El Camino students can donate blood to the Cedars-Sinai medical center this week as the hospital partners with the nursing program, Iota Kappa Chi and the Inter Club Council on campus.
The blood drive started on Tuesday, March 8 and is going until Thursday, March 10 in the Student Activities Center East Lounge.
Blood drive coordinator, Cheryl Berlow said that she organized the event through the ICC and the nursing program.
“I bring the posters and the fliers and they make the announcements. Then we bring the stuff in and we set it up,” Berlow said.
The blood will be used in the Cedars-Sinai hospital for their patients. The hospital is known for being used by plenty of famous people.
“Britney Spears was taken there, (also) that was where Lamar Odom was recently,” Berlow said. “That’s where all the famous people go, but also we treat poor people.”
Berlow said that they usually get about 350 to 400 pints of blood in a drive. With each student donating one pint. However, Berlow said that the hospital uses 40,000 pints a year.
“We do a lot of transplants like liver, heart and lung transplants, but a liver and heart transplant can use 50 to 100 pints of blood,” Berlow said.

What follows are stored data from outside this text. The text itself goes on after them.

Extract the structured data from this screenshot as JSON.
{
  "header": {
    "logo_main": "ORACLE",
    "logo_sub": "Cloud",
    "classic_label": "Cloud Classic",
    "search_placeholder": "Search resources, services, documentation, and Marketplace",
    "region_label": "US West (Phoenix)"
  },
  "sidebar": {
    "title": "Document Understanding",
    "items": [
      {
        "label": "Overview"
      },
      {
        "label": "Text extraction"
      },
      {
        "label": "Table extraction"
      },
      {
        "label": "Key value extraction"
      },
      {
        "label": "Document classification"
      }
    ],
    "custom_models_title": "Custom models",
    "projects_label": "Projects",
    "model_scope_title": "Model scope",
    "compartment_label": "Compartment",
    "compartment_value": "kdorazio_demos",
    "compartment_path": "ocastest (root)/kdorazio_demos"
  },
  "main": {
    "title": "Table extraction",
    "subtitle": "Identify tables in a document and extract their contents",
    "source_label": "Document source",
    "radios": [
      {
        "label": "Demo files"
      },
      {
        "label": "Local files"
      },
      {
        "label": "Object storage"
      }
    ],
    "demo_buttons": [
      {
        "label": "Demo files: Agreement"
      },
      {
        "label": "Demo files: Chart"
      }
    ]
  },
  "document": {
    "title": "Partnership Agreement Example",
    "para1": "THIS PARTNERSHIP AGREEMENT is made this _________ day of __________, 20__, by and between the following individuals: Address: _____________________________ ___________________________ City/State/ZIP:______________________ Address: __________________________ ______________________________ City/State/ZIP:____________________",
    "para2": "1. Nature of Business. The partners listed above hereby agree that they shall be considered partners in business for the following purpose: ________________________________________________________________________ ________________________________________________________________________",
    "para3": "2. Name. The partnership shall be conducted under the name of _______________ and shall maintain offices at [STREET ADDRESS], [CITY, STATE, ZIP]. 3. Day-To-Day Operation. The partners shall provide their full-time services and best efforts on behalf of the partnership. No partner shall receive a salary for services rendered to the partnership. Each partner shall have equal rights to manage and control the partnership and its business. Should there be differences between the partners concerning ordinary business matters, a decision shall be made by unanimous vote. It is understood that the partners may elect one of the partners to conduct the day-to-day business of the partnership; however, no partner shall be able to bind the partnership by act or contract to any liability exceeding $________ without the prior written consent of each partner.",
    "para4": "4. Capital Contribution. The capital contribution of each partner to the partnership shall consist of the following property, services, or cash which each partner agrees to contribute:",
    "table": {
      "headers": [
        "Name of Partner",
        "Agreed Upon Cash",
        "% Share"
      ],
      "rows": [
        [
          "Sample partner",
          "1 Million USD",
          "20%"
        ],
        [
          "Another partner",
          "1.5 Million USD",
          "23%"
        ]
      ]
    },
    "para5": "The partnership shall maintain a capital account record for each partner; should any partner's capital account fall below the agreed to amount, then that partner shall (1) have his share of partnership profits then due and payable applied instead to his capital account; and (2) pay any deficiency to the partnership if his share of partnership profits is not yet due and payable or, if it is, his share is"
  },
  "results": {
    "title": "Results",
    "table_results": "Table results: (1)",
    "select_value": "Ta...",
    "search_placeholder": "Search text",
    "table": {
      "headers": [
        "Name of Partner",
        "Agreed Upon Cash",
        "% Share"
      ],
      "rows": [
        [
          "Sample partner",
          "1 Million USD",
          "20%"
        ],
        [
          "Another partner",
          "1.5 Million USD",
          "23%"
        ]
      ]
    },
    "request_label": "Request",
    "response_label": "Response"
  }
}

Many people work together to reach their goal which is to collect 350 to 400 pints of blood.
Registered nurse, Cecilia Young, from the Cedars-Sinai medical center is part of the staff and is the charge nurse.
Students must meet the Food and Drug Administration requirements in order to be a donor.
“You have to be 17 years old and 110 pounds, those are the minimum requirements,” Young said. “You have to be healthy, (students) with no fever, infections, or injuries.”
Students with tattoos can donate as long as they get their tattoos in the state of California.
However, gay males cannot be donors because “they are at a high risk of getting the AIDS disease,” Young said.
ICC member Nicholas Castro said that their main goal is to get as many students as possible and they hope to be one of the top schools (In donations).
Lionardo Maya, 21, fire tech/paramedic, was the first student to donate blood. He said this was his first time donating blood.
“It was alright. I’ve had needles in me before, so it wasn’t that bad,” Maya said. “I did (donate) because my mom did it and she has donated a couple of times.”
Students still have time to donate, as the drive will continue today from 10 a.m. to 7 p.m. and again on Thursday from 9 a.m. to 3:30 p.m.